Like, Abundo wealth is a great firm that does that.
It's like just a few hundred bucks a month for ongoing support.
Project based for a comprehensive financial plan, you should expect to spend between
$2,500 and $5,000 for that kind of that full comprehensive two to three month engagement.
And then hourly, you should expect to spend between 250 to $450 to $450 an hour,
depending on their level of expertise and experience.
Super helpful.
Yeah, I just want to say here, even though I'm a certified financial planner professional,
a CFP professional, I'm not your financial advisor.
So the content I provide today does not provide financial, tax, legal, or any professional
advice, right?
So do not act on any of the information, the tickers that I talked about.
Those are not advice for you, just the things that I would do personally based on my own
situation.
And certainly consult with a licensed investment tax or legal professional before implementing
anything that you heard today.
Awesome.

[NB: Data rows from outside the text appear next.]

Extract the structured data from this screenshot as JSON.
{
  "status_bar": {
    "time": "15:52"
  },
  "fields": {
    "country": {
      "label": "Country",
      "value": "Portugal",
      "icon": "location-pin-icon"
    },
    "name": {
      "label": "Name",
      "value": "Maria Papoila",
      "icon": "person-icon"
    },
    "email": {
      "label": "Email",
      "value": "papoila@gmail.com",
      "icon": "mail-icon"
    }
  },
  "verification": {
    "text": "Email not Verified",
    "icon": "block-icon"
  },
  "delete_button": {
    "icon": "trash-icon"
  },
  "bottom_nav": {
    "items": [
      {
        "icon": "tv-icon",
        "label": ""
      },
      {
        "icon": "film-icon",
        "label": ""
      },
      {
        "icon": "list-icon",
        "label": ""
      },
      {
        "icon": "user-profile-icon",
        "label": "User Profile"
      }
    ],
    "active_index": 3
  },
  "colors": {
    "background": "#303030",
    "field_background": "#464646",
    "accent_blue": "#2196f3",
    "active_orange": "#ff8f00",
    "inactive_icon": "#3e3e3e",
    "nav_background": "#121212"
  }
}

Cody, thank you for the disclaimer and thank you for your time today. This was very enlightening. Where can people find you online? My biggest excitement right now is Measure Twice Money YouTube channel. You can actually watch real financial planning meetings with real retirees struggling with what we talked about today. By the way, I might even send one your way that you could interview a real retiree who retired last year and what the emotional behavioral elements of scarcity. And also, if you go to Measure twicemoney.com forward slash book, you can see,
sign up for just a simple email whenever that tax planning to and through early retirement
book is coming out in September later this year. Awesome. Cody, thank you so much for your time today.
And we'll talk to you soon. Absolutely. Take care of you guys. All right, Scott, that was Cody Garrett.
And that was a lot of fun. What did you think of the episode? Although it was great. I love the
passion for personal finance and the shift to aligning his career with that passion. And that allows him
to pursue fire faster. So I think it's great. I think we need a lot more of these, you know,
advice only financial planning folks in the industry and I think it's great and we're starting to see those
pop up more and more and more with hello nectarine and Cody's firm and and more like it. So I think
it's great and it was fascinated to hear that story shared from him. I love his new definition of
fire financial independence recreational employment. I think that is a great mindset to be in,
hey, I could be retired, but I don't want to be. I like my job. I'm going to continue. I am declaring
myself fire, Scott, financial independence, recreational employment. Me too. Perfect. All right. Should
get out of here? Let's do it. That wraps up this episode of the Bigger Pockets Money podcast.
He is Scott Trench. I am Mindy Jensen saying time to soar dinosaur.